Exhibit 1:10NC5 community bank notes and large regional bank bullets
HOMB 3.125% 1/30/32-27
Pricing: $90.00, YTC 5.68%, 296/5-year Treasury
Issuer: Home BancShares Inc. (Hold of Centennial Bank.)
Amout Outstanding: $300 million (index-eligible)
Senior Rating: Kroll – BBB+/Stable
Subordinated HoldCo Issue rating: Kroll – BBB/Stable
Callable at par 1/30/27
Coupon: 3.125% to 1/30/27; TSFR3M +182 after call date
Home BancShares Inc. is the holding company of the bank operating company Centennial Bank. Headquartered in Arkansas, HOMB provides commercial and retail banking throughout its home state and all along the Florida panhandle to the Florida Keys. The bank has 229 locations following a string of mergers throughout the past decade. The bank currently has just under $18.6 billion in total assets, $14.5 billion in deposits, and $10.1 billion in total loans. Some of the more notable, recent acquisitions include last year’s purchase of Happy Bancshares, the 2018 purchase of Shore Premier Finance, which added niche consumer lending lines, and the 2017 purchase of Stonegate Bank, which added $3 billion in total assets. HOMB has doubled in size since 2017, as it continued its expansion into Florida. The bank stood at just $2 billion in total assets at the beginning of 2007.
HOMB’s lending profile is weighted toward commercial loans with 38% of total loans in commercial real estate (CRE), 18.5% in construction and development and 15% in commercial and industrial (C&I) loans. Within CRE lending, owner-occupied properties are outnumbered by non-owner occupied, which typically carry higher risk. The remainder of loans is in residential at 12% and consumer at 11%. As demonstrated by their strategy over the past decade, HOMB management is very comfortable targeting and adding depreciated loans, most notably taking advantage of depressed market values in Florida in the years following the Great Financial Crisis. They have added both individual loan portfolios as well as entire community banks where they found compelling value.
HOMB maintains robust capital ratios. The Tier 1 Common (CET1) ratio stood at 14.87% as of the first quarter of this year, with a total risk-based capital of 21.58%.
The bank has made significant improvements to establish a more stable funding profile. Deposits are now enough to fully fund the loan book with a current loan/deposit ratio of approximately 69% at the holding company, down from more than 100% back in 2018. The use of brokered deposits is just over 4%, which has been reduced from nearly 10% several years ago through the addition of core-deposit-rich acquisitions. Reliance on wholesale funding overall is down to less than 12% from over 20% as recently as 2018. The use of shorter-term money markets and time deposits has also been reduced to negligible levels from over 18% in 2018, and over 40% before the bank began the bigger phase of its expansion.
For a bank that targets assets with depreciated values, they maintain very low levels of classified loans (since marks on loans are usually taken aggressively at time of an acquisition closes).
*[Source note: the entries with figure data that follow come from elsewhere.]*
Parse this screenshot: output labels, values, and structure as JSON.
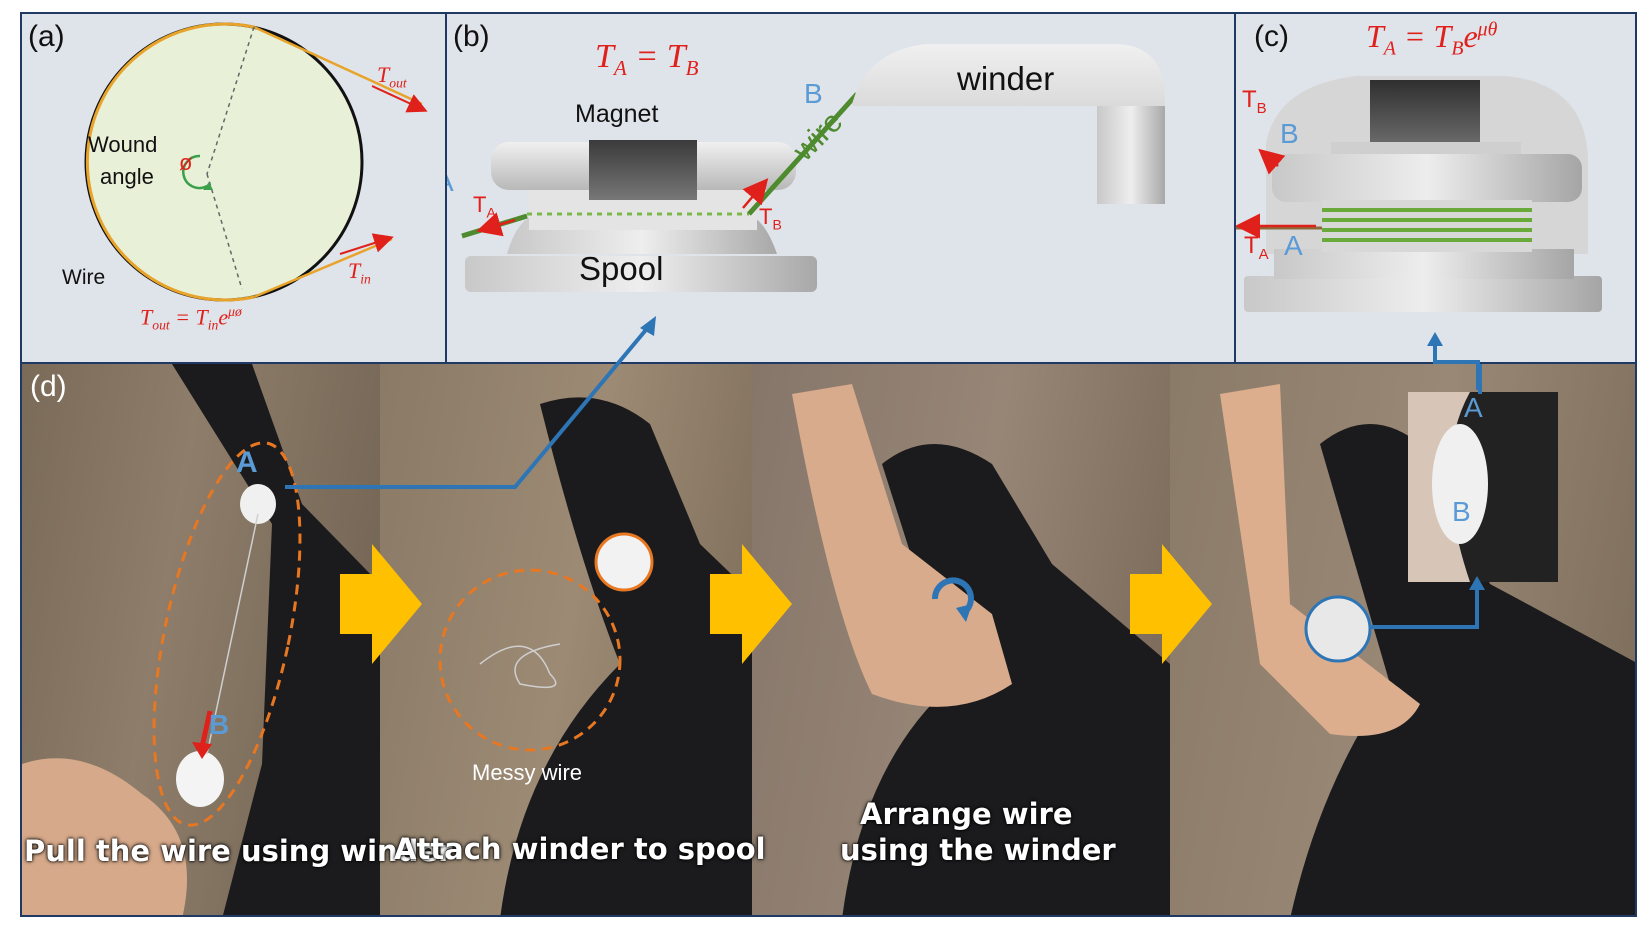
{
  "panel_a": {
    "label": "(a)",
    "wound_angle_line1": "Wound",
    "wound_angle_line2": "angle",
    "angle_symbol": "ø",
    "wire_label": "Wire",
    "t_out": "T",
    "t_out_sub": "out",
    "t_in": "T",
    "t_in_sub": "in",
    "equation_lhs": "T",
    "equation_lhs_sub": "out",
    "equation_eq": " = T",
    "equation_rhs_sub": "in",
    "equation_e": "e",
    "equation_exp": "μø"
  },
  "panel_b": {
    "label": "(b)",
    "equation_t1": "T",
    "equation_sub1": "A",
    "equation_eq": " = T",
    "equation_sub2": "B",
    "magnet_label": "Magnet",
    "spool_label": "Spool",
    "winder_label": "winder",
    "wire_label": "wire",
    "point_a": "A",
    "point_b": "B",
    "ta": "T",
    "ta_sub": "A",
    "tb": "T",
    "tb_sub": "B"
  },
  "panel_c": {
    "label": "(c)",
    "equation_t1": "T",
    "equation_sub1": "A",
    "equation_eq": " = T",
    "equation_sub2": "B",
    "equation_e": "e",
    "equation_exp": "μθ",
    "tb": "T",
    "tb_sub": "B",
    "ta": "T",
    "ta_sub": "A",
    "point_a": "A",
    "point_b": "B"
  },
  "panel_d": {
    "label": "(d)",
    "point_a": "A",
    "point_b": "B",
    "messy_wire": "Messy wire",
    "caption1": "Pull the wire using winder",
    "caption2": "Attach winder to spool",
    "caption3_line1": "Arrange wire",
    "caption3_line2": "using the winder",
    "inset_a": "A",
    "inset_b": "B"
  },
  "colors": {
    "border": "#1f3864",
    "panel_bg": "#dfe3ea",
    "red": "#e0201b",
    "blue_label": "#5b9bd5",
    "wire_green": "#4e8a2e",
    "arrow_blue": "#2e75b6",
    "orange": "#e87722",
    "yellow_arrow": "#ffc000",
    "circle_fill": "#e8f0d8"
  }
}
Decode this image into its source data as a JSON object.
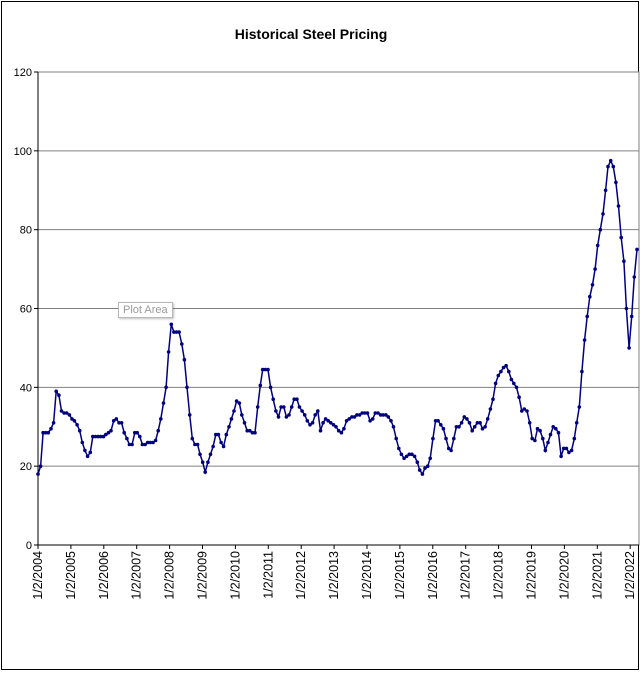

Non-performing assets (NPA) are at a negligible level of 0.28% of total assets as of March. The bank has booked enough reserves to cover over 450% of those loans classified as non-performing. The Texas Ratio—which measures NPAs and 90-day past-due loans as a percentage of all reserves as well as equity—is less than 3%. For banks of this size/stature we consider any reading below 20% as typically manageable.
HOMB generates highly consistent return on average equity (ROAE). Returns have been mostly in the 11% to 14% range dating back to 2011, with the exception of 2017 due to heavy acquisition activity. The Bank’s Efficiency Ratio (operating expenses vs operating revenue) is extremely impressive wrapped around 40% in most years, demonstrating consistent expense management. The bank typically generates strong net interest margin (NIM) levels north of 4%, although they have been in the mid-to-high 3% range since 2021.